Posted on: Thursday, September 30, 2004
Education snapshot Mililani-Mauka Elementary School
By Treena Shapiro
Advertiser Education Writer
When a new elementary school opened in Mililani last year, Mililani-Mauka Elementary School lost half its students and all but one of its third-grade teachers.
Despite the changes, the school's third-graders received some of the highest Hawai'i State Assessment math scores in the state with more than half scoring at proficiency levels and 19 percent exceeding standards.
The scores were a significant jump from last year, when only 44.1 percent of students met or exceeded proficiency.

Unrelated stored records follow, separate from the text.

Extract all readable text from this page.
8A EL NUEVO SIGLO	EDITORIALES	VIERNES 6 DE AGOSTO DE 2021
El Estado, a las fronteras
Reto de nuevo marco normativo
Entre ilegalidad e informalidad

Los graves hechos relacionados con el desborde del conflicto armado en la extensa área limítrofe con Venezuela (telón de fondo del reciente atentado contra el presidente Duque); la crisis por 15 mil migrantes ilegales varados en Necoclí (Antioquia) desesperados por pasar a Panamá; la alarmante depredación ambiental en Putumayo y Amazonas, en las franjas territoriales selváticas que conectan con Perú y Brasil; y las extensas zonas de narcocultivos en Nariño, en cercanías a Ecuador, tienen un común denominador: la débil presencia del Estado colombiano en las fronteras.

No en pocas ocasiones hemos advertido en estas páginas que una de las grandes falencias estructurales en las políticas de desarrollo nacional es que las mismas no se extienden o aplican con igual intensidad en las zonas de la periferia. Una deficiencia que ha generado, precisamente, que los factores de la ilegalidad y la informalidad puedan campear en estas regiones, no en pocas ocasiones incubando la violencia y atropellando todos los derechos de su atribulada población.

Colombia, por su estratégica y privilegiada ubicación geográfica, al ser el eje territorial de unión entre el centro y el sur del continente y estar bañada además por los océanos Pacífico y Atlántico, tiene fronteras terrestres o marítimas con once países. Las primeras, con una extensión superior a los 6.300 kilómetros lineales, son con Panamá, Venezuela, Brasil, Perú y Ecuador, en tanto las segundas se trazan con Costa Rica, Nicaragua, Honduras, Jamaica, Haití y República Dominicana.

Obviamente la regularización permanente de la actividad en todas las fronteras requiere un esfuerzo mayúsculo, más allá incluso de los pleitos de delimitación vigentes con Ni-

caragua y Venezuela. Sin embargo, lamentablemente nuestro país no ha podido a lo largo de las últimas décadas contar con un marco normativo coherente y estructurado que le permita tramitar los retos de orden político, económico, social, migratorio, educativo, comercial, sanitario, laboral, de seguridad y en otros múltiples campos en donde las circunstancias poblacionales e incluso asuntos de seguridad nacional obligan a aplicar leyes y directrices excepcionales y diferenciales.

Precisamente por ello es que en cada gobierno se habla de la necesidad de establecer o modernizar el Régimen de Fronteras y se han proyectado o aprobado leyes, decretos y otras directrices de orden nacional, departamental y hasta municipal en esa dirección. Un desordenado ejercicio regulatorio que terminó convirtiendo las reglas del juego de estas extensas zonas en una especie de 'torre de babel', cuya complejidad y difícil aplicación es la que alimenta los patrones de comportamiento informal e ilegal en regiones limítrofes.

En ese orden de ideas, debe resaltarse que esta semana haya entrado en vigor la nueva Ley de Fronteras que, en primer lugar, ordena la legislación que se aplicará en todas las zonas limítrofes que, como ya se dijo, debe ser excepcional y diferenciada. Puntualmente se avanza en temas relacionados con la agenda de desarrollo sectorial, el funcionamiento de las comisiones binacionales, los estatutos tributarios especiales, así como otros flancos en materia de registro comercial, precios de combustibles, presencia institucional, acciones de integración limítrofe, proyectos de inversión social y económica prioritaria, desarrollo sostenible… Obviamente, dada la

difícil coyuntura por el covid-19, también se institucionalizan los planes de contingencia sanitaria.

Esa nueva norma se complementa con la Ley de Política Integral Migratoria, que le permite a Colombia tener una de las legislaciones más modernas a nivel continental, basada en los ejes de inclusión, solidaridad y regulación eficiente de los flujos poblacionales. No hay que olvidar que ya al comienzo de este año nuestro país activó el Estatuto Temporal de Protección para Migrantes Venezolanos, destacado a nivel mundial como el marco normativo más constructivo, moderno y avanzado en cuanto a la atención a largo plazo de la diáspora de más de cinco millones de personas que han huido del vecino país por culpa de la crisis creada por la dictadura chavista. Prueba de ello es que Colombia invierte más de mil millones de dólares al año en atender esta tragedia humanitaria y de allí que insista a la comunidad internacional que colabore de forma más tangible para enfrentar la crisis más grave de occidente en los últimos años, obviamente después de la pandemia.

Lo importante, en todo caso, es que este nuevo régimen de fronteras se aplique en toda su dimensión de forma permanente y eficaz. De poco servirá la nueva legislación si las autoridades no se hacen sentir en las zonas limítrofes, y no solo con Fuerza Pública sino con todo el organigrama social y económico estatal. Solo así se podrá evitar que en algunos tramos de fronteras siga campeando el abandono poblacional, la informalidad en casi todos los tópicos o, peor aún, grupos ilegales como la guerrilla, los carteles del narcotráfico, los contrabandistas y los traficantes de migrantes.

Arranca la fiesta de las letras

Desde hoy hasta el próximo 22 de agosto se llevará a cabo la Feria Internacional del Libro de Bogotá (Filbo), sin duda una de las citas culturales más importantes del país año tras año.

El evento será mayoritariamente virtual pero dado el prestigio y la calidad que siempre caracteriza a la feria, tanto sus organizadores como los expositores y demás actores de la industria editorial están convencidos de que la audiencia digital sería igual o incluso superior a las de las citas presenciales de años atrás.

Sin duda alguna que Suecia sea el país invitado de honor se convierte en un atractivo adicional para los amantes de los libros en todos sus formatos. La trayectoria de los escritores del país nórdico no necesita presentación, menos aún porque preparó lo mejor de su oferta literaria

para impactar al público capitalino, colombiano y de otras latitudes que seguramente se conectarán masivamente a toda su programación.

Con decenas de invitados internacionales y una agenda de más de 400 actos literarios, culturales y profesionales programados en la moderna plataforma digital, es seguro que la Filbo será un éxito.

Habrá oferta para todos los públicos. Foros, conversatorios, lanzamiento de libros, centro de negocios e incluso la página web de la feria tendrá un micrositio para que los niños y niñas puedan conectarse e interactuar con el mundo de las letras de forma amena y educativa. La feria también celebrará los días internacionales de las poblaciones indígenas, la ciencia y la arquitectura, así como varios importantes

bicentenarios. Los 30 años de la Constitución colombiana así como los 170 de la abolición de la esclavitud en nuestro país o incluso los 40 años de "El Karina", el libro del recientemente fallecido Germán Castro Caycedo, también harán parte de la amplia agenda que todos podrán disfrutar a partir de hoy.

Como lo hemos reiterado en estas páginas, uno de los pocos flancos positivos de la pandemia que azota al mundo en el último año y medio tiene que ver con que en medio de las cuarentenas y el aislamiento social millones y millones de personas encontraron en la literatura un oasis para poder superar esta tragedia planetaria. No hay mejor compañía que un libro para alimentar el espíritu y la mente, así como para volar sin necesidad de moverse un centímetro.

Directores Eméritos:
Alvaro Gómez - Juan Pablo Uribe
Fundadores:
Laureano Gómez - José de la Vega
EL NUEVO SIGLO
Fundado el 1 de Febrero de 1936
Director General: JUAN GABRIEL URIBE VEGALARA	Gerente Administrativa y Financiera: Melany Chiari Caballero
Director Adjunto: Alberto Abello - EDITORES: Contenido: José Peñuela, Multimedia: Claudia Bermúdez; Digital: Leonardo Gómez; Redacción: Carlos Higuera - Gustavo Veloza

What made the difference: The teachers made a concerted effort to ensure they were teaching the standards. Saying they received little feedback from the Department of Education on interpreting test results, educators turned to the students to determine where they ran into problems, which often turned out to be with vocabulary. "We were just trying to find out why they were missing the point," said principal Carol Petersen. How they did it: Teachers linked the standards to their textbooks and gave the students sample tests to identify what kinds of problems were difficult. Students who scored average or higher on previous standardized tests, but were only approaching proficiency on the HSA, were identified because "those were the ones who just need that little bit more," Petersen said. Other factors: Mililani-Mauka was split in half last year when Mililani-Ike Elementary School opened. Third-graders had classes of 23, compared to classes of 32 for fourth-graders.